WASHINGTON — Lawmakers are streaming back to Capitol Hill after their summer vacation for an abbreviated September session in which feuding Democratic and Republican leaders promise action to prevent a government shutdown while holding votes aimed at defining the parties for the fall campaign.
WASHINGTON — Lawmakers are streaming back to Capitol Hill after their summer vacation for an abbreviated September session in which feuding Democratic and Republican leaders promise action to prevent a government shutdown while holding votes aimed at defining the parties for the fall campaign.
Republicans control the House and want to pad their 17-vote majority, so they intend to follow this simple rule: first, do no harm.
Last fall, they sparked a partial government shutdown over the implementation of President Barack Obama’s health law. Now, Republicans are pressing for drama-free passage of a temporary spending bill to prevent a shutdown at month’s end and fund government agencies into mid-December.
The Senate is sure to go along if the measure is kept free of objectionable add-ons.
House Republicans also plan votes aimed at drawing attention to legislation they say would boost jobs and energy production.

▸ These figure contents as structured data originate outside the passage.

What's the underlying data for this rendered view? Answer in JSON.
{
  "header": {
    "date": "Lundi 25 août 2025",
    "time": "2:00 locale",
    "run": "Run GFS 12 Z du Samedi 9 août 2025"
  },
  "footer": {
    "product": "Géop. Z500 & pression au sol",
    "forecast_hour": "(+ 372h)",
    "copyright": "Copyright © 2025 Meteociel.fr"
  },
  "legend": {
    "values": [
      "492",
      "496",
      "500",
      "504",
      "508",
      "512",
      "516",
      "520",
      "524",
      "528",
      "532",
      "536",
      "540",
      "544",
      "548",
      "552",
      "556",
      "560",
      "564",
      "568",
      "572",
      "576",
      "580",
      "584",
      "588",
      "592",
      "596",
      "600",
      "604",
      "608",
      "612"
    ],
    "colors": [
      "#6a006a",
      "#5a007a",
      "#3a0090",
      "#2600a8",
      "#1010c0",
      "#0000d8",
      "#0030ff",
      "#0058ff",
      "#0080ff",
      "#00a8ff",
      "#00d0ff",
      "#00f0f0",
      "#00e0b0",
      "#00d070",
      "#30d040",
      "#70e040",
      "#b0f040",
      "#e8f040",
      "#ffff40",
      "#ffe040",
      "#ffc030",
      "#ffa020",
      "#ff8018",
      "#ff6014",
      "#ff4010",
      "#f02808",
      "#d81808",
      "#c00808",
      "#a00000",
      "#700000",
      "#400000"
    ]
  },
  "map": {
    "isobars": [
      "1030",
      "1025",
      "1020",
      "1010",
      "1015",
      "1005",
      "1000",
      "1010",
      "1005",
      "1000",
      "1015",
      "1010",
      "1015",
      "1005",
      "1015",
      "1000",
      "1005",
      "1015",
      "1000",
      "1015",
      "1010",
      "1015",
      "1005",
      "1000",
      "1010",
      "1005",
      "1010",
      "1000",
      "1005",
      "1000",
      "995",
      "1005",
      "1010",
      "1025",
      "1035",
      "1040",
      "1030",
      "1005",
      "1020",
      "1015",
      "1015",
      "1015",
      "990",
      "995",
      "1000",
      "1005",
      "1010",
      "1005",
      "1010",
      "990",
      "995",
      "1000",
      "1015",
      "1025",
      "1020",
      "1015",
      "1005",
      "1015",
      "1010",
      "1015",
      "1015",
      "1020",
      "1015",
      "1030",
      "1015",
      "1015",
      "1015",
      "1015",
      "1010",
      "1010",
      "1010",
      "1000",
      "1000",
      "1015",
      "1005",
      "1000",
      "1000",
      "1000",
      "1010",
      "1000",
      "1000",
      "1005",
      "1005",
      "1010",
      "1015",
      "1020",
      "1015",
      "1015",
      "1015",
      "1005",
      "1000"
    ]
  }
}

“We’re set up to paint a very stark contrast between ourselves and the Democrats who run Washington — if we take advantage of it by getting our work done and getting our message out,” House Speaker John Boehner, R-Ohio, told colleagues in a conference call last week.
Boehner said that message — “our closing argument,” he called it — would focus on ways to get people back to work and “restore opportunity” for Americans.
Senate Majority Leader Harry Reid, D-Nev., seems most intent on getting endangered incumbents from Alaska, Arkansas, Louisiana and North Carolina back campaigning as soon as possible.
He is planning to adjourn the Senate by Sept. 23 after dispensing with the spending measure and holding votes — destined to lose — on Democratic planks such as raising the minimum wage and block the flow of unlimited, unregulated campaign cash from the wealthy, including the billionaire Koch brothers.
There are few must-pass items that require cooperation between the feuding House and Senate.
Atop the list is the spending measure to keep agencies funded at current levels through mid-December. That would give House and Senate negotiators ample time to work out a trillion-dollar-plus bill during a lame-duck session after Election Day.
Boehner is looking to settle a split among Republicans over reauthorizing the Export-Import Bank, which provides credit guarantees that help foreign buyers purchase U.S. exports such as Boeing airplanes and heavy equipment built by Caterpillar.
Many conservative Republicans, including House Financial Services Committee Chairman Jeb Hensarling of Texas, oppose extending the bank. But Democrats and a host of business friendly Republicans may have the upper hand.
GOP aides said it’s likely that an interim deal would extend the bank’s authority until perhaps early next year.
Also in play is a freeze that prevents state and local governments from taxing access to the Internet.
Under current law, the freeze expires Nov. 1, exposing Internet users to the same kind of connection fees that often show up on telephone bills. Legislation to extend the tax moratorium is expected to be attached to the must-do spending bill, according to senior House GOP aide.
The aide spoke on condition of anonymity to candidly discuss internal party deliberations.
Republicans and Democrats are clamoring for legislation authorizing Obama to use military force against Islamic State militants in Iraq and Syria. But the abbreviated session and a lack of consensus raise doubts about whether any congressional action is possible.
Obama plans to meet with congressional leaders at the White House on Tuesday and give a speech Wednesday as he begins laying out a strategy for combating the Islamic State threat.
Some lawmakers say the president has the power to act under the 1973 War Powers Resolution and no new permission is necessary. Several Republicans say they are unwilling to grant Obama blanket authority without a detailed strategy from the administration.
Several lawmakers are pressing for new economic penalties against Russia in response to its aggressive moves in Ukraine, but it’s doubtful Congress can move quickly on such a measure.
One certainty is the first open hearing of the special House committee investigating the 2012 attack on the U.S. diplomatic mission in Benghazi, Libya. The committee will hold a session the week of Sept. 14 to examine whether the State Department has put in place recommendations to improve security at U.S. embassies and diplomatic posts.
The issue that dominated lawmakers’ attention in the final days before recess — the crisis of unaccompanied minors at the border with Mexico — has faded because the numbers arriving at the border has dropped sharply in the hot summer months. Congress never came to agreement on Obama’s emergency spending request to deal with the matters, and there’s unlikely to be an effort to revisit it.
With the list of must-do items so short, expect votes aimed at motivating each party’s core supporters.
In a memo to Republican lawmakers last week, House Majority Leader Kevin McCarthy, R-Calif., outlined some politically motivated pieces of the GOP’s September agenda, including votes on bills to promote energy production and ease taxes and regulations on businesses.
Reid planned a test vote Monday on a symbolic but futile attempt to amend the Constitution to give Congress the power to set stricter limits on campaign cash.
Reid said last month that he may force new votes on failed measures to raise the minimum wage, make college more affordable, and guarantee contraception coverage despite the Supreme Court’s Hobby Lobby decision that said employers with religious objections could opt out of the new health care law’s contraception mandate.